ICANN/DNSO

Draft DNSO Names Council Resolution on Reform - following Bucharest v1


 

Draft NC resolution on Reform – following Bucharest v1

Whereas the Names Council has produced a set of recommendations for ICANN evolution and reform;

 Whereas, the ICANN Board at its Bucharest meeting in June 2002 resolved that the Board endorses the Evolution and Reform Committee (ERC) Blueprint for Reform, and described it as being broad outlines;

Whereas the Board instructed the ERC to oversee implementation with the participation of the ICANN community;

Whereas the Board resolved that further opportunities for strengthening ICANN's capacity to fulfill its mission should be utilized;

Whereas the Board instructed the ERC to take due account of certain fundamental issues:

§         geographic and cultural diversity in all parts of ICANN structure,

§         a policy development processes that enhances and promotes a transparent bottom-up process.

 

The Names Council resolves therefore to recommend the following implementation of the Blueprint, without which ICANN will fail to take account of the above fundamental issues.

1. Policy development support

The key failure in policy development to date is a result of lack of funding to provide staff support for policy development. Unless ICANN is allowed to adopt the budget it needs, it will perform poorly. Unless that funding allows for staff support to policy development, policy development will be poor. Other changes will be insufficient to make a difference without action on these two enabling conditions of success.

(r1[1] ICANN’s policy development bodies should be made more effective by the provision of full-time staff to support all aspects of policy making including a co-ordinating secretariat and staff support to policy-making task forces and similar groups.

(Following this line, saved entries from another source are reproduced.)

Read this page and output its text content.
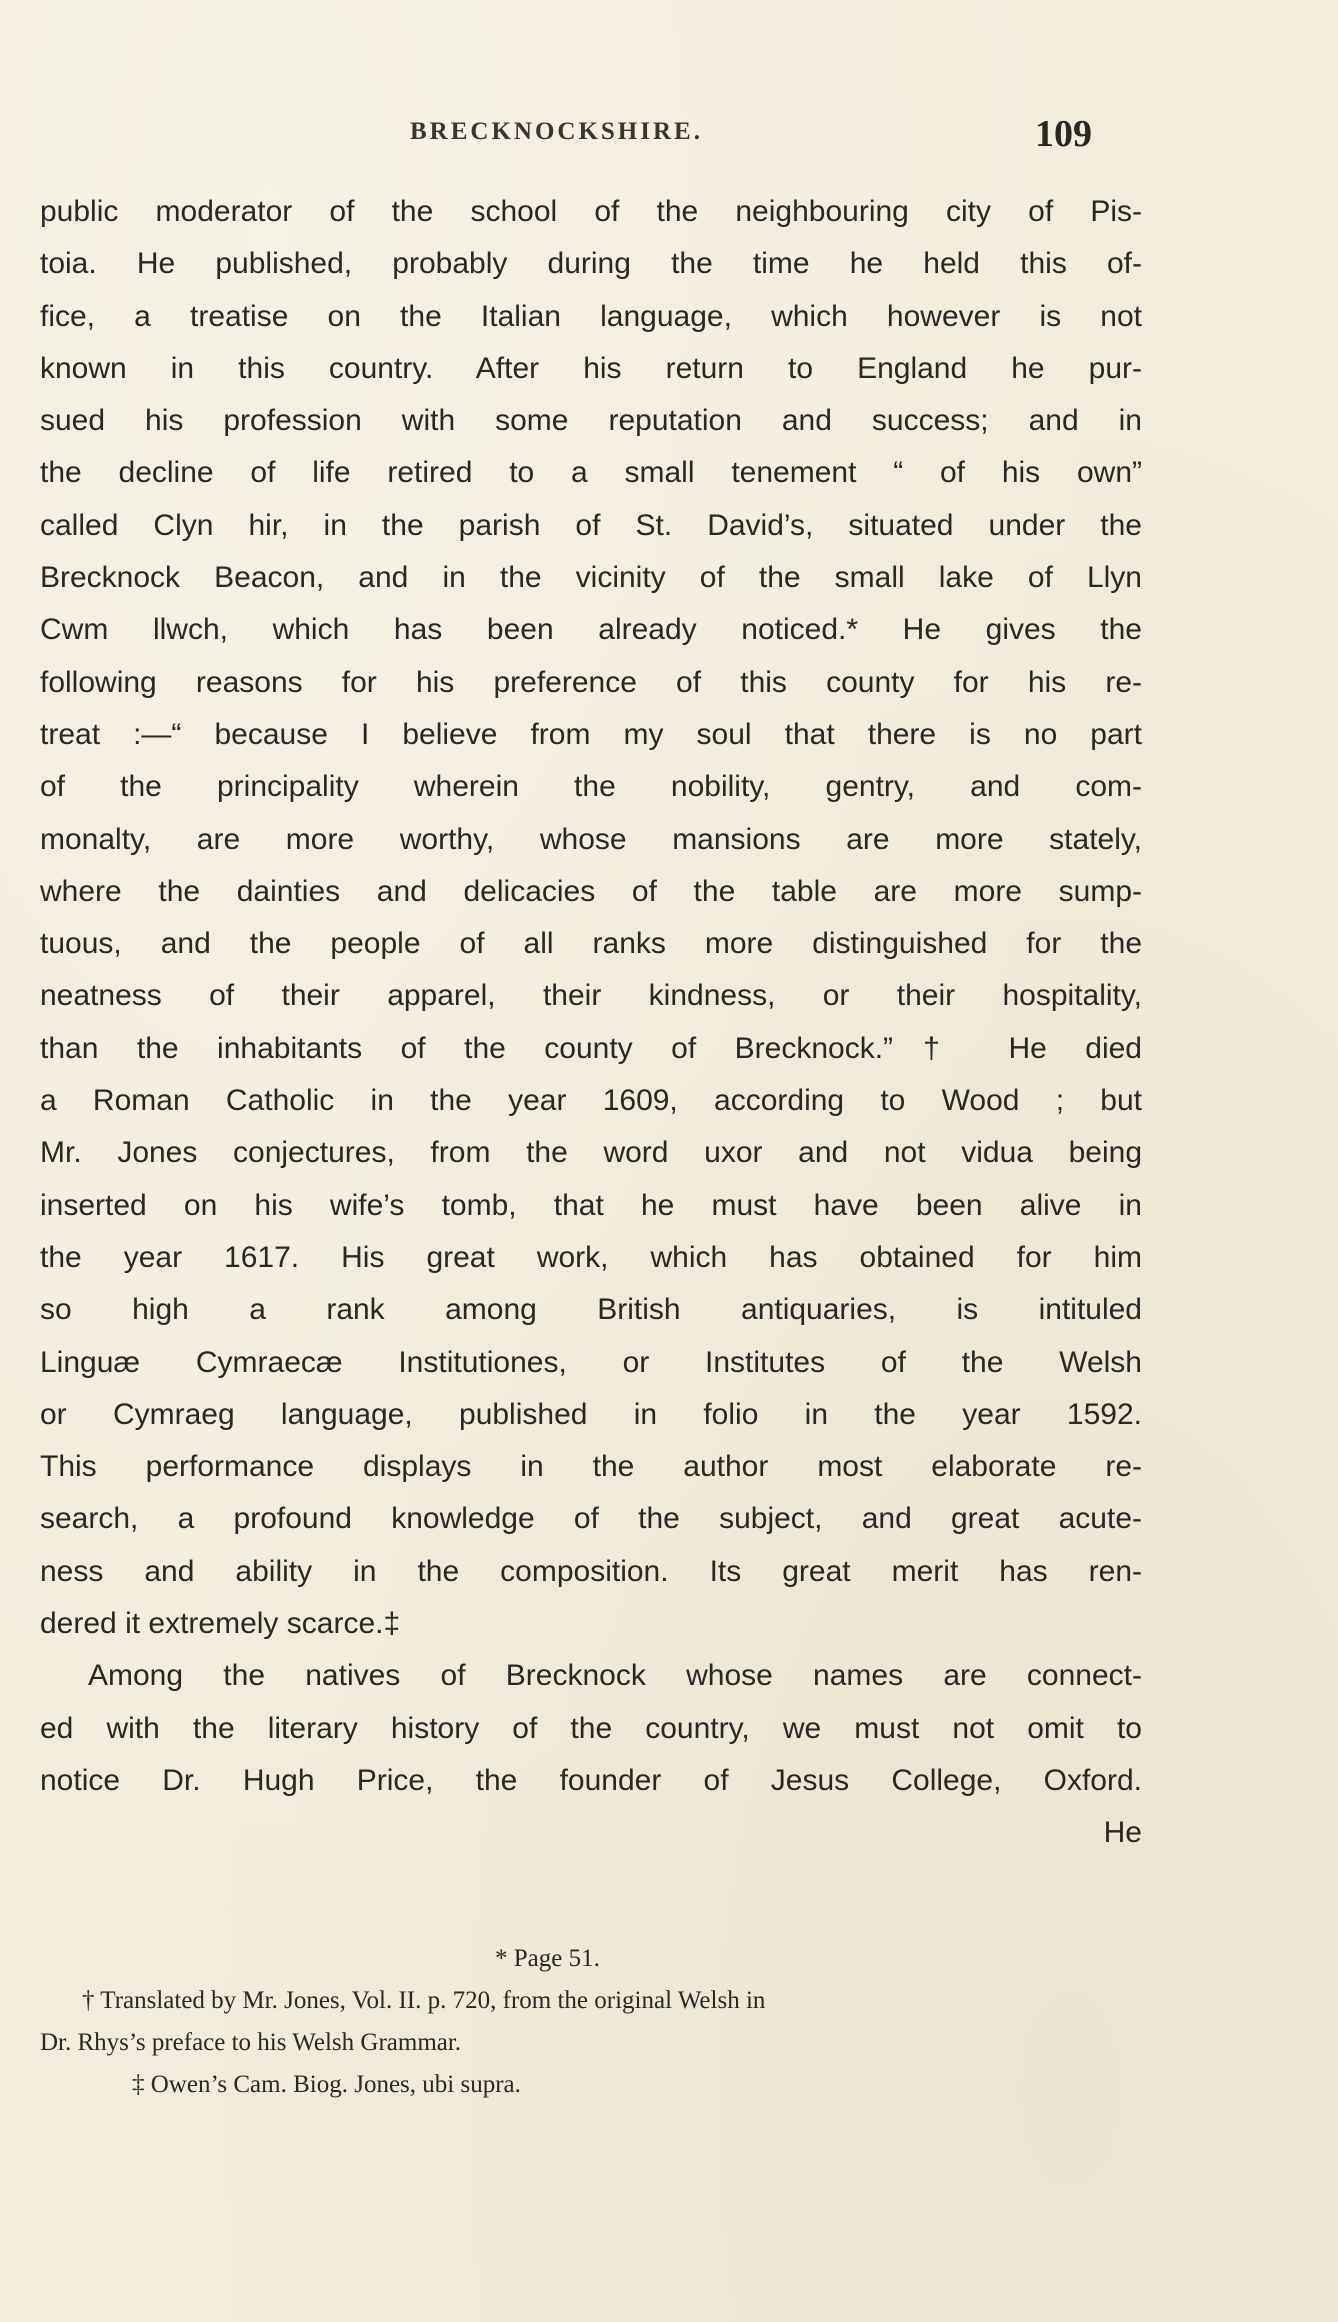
BRECKNOCKSHIRE.	109
public moderator of the school of the neighbouring city of Pis-
toia. He published, probably during the time he held this of-
fice, a treatise on the Italian language, which however is not
known in this country. After his return to England he pur-
sued his profession with some reputation and success; and in
the decline of life retired to a small tenement “ of his own”
called Clyn hir, in the parish of St. David’s, situated under the
Brecknock Beacon, and in the vicinity of the small lake of Llyn
Cwm llwch, which has been already noticed.* He gives the
following reasons for his preference of this county for his re-
treat :—“ because I believe from my soul that there is no part
of the principality wherein the nobility, gentry, and com-
monalty, are more worthy, whose mansions are more stately,
where the dainties and delicacies of the table are more sump-
tuous, and the people of all ranks more distinguished for the
neatness of their apparel, their kindness, or their hospitality,
than the inhabitants of the county of Brecknock.”† He died
a Roman Catholic in the year 1609, according to Wood ; but
Mr. Jones conjectures, from the word uxor and not vidua being
inserted on his wife’s tomb, that he must have been alive in
the year 1617. His great work, which has obtained for him
so high a rank among British antiquaries, is intituled
Linguæ Cymraecæ Institutiones, or Institutes of the Welsh
or Cymraeg language, published in folio in the year 1592.
This performance displays in the author most elaborate re-
search, a profound knowledge of the subject, and great acute-
ness and ability in the composition. Its great merit has ren-
dered it extremely scarce.‡
Among the natives of Brecknock whose names are connect-
ed with the literary history of the country, we must not omit to
notice Dr. Hugh Price, the founder of Jesus College, Oxford.
He
* Page 51.
† Translated by Mr. Jones, Vol. II. p. 720, from the original Welsh in
Dr. Rhys’s preface to his Welsh Grammar.
‡ Owen’s Cam. Biog. Jones, ubi supra.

2. GNSO steering committee (council)

(r19) The stakeholders in the gTLD policy development body should elect representatives to a Council or similar body. 

Moreover, the Blueprint’s proposed two representatives per Constituency fails the Board’s test of geographic and cultural diversity. This may well result in one US representative per Constituency with the rest of the world left to fight for the other seat. There should be at least three representatives per Constituency.

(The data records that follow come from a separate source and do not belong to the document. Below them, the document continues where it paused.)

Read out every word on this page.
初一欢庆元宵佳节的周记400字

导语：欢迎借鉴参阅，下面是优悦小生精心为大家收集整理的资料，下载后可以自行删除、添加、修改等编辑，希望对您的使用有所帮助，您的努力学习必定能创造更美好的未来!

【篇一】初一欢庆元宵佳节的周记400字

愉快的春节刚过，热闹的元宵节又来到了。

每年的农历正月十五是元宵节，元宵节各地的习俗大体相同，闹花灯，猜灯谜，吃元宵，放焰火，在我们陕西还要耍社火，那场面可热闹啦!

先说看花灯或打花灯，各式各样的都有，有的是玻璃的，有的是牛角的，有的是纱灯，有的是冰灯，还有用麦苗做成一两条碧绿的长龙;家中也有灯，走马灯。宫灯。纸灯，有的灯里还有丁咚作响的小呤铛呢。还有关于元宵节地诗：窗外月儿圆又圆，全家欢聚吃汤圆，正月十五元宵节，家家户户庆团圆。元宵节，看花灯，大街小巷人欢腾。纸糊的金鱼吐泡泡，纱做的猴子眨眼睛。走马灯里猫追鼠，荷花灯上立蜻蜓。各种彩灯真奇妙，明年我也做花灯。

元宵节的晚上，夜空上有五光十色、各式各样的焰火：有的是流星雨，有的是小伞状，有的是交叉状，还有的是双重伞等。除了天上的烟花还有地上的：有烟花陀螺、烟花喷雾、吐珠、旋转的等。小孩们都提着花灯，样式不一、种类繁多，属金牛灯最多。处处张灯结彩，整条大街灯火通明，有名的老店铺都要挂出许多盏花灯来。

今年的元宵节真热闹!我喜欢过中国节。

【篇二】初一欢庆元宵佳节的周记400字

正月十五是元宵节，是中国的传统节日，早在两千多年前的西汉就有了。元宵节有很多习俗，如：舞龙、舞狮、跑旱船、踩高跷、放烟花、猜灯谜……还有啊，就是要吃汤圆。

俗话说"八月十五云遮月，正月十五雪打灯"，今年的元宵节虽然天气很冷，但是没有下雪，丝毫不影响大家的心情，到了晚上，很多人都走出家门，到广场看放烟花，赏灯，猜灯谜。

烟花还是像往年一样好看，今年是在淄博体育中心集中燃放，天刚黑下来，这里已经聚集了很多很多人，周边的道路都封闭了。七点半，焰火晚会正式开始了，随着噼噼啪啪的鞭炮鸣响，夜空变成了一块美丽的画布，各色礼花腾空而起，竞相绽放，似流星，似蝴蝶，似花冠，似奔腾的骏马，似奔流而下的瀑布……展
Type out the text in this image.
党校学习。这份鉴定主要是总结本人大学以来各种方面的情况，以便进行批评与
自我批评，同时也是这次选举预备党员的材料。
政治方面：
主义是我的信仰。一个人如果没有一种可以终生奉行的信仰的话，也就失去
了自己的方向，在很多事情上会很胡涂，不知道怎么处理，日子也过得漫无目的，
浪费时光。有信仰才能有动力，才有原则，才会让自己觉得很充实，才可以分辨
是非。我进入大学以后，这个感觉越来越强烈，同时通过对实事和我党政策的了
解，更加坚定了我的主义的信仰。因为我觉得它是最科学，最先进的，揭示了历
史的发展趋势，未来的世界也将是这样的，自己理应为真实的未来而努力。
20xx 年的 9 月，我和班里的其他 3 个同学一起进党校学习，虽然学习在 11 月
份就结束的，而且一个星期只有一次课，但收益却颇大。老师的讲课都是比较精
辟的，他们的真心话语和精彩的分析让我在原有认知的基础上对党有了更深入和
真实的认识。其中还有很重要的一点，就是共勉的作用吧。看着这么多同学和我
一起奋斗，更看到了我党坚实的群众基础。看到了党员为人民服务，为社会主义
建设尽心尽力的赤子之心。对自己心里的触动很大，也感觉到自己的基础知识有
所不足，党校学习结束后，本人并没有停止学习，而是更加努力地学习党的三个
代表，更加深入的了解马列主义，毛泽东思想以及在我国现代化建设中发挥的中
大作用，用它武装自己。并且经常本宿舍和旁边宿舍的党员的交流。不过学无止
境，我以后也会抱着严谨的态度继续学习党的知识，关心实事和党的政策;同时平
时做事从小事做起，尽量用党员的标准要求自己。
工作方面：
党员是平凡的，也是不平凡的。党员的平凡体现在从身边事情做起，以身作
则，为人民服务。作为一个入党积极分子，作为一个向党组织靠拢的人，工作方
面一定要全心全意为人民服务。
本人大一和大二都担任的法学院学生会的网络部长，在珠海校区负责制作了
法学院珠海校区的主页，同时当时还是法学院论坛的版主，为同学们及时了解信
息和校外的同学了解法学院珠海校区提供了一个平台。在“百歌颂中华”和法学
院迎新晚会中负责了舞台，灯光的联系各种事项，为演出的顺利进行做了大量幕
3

Further, the NC believes the steering committees should select all their own members and their own chairs. The objective of imposed steering committee members and an imposed chair from a Nominating Committee fails the Board’s test of a bottom-up process.

3. Board Composition

(r29) The policy development bodies should elect an equal number of Board members.

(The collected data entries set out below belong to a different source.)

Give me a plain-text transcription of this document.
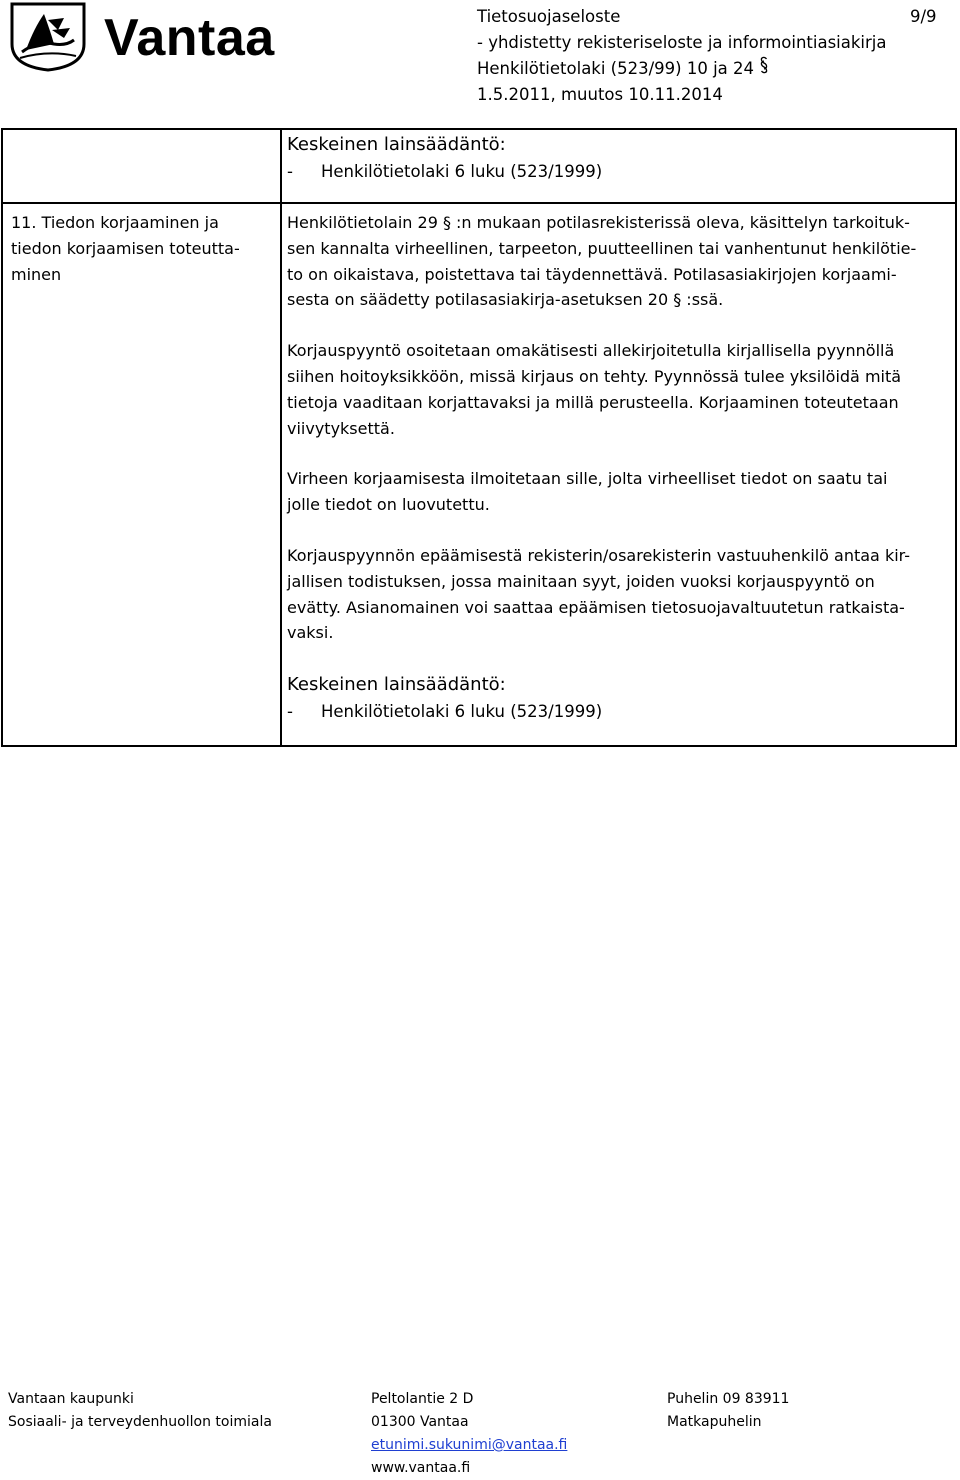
Vantaa	Tietosuojaseloste
- yhdistetty rekisteriseloste ja informointiasiakirja
Henkilötietolaki (523/99) 10 ja 24
1.5.2011, muutos 10.11.2014
9/9
Keskeinen lainsäädäntö:
- Henkilötietolaki 6 luku (523/1999)
11. Tiedon korjaaminen ja
tiedon korjaamisen toteutta-
minen

Henkilötietolain 29 § :n mukaan potilasrekisterissä oleva, käsittelyn tarkoituk-
sen kannalta virheellinen, tarpeeton, puutteellinen tai vanhentunut henkilötie-
to on oikaistava, poistettava tai täydennettävä. Potilasasiakirjojen korjaami-
sesta on säädetty potilasasiakirja-asetuksen 20 § :ssä.

Korjauspyyntö osoitetaan omakätisesti allekirjoitetulla kirjallisella pyynnöllä
siihen hoitoyksikköön, missä kirjaus on tehty. Pyynnössä tulee yksilöidä mitä
tietoja vaaditaan korjattavaksi ja millä perusteella. Korjaaminen toteutetaan
viivytyksettä.

Virheen korjaamisesta ilmoitetaan sille, jolta virheelliset tiedot on saatu tai
jolle tiedot on luovutettu.

Korjauspyynnön epäämisestä rekisterin/osarekisterin vastuuhenkilö antaa kir-
jallisen todistuksen, jossa mainitaan syyt, joiden vuoksi korjauspyyntö on
evätty. Asianomainen voi saattaa epäämisen tietosuojavaltuutetun ratkaista-
vaksi.

Keskeinen lainsäädäntö:
- Henkilötietolaki 6 luku (523/1999)
Vantaan kaupunki
Sosiaali- ja terveydenhuollon toimiala
Peltolantie 2 D
01300 Vantaa
etunimi.sukunimi@vantaa.fi
www.vantaa.fi
Puhelin 09 83911
Matkapuhelin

To pass the Board’s test of diversity, this number should be at least three per policy development body.

(r30) A nominating committee should select a quota of Board seats which will be less than or equal in number to those elected from the policy development bodies. A Nominating Committee with any role beyond this fails the Board’s test of a bottom-up process.

END


[1] Numbers in brackets refer to existing NC recommendations.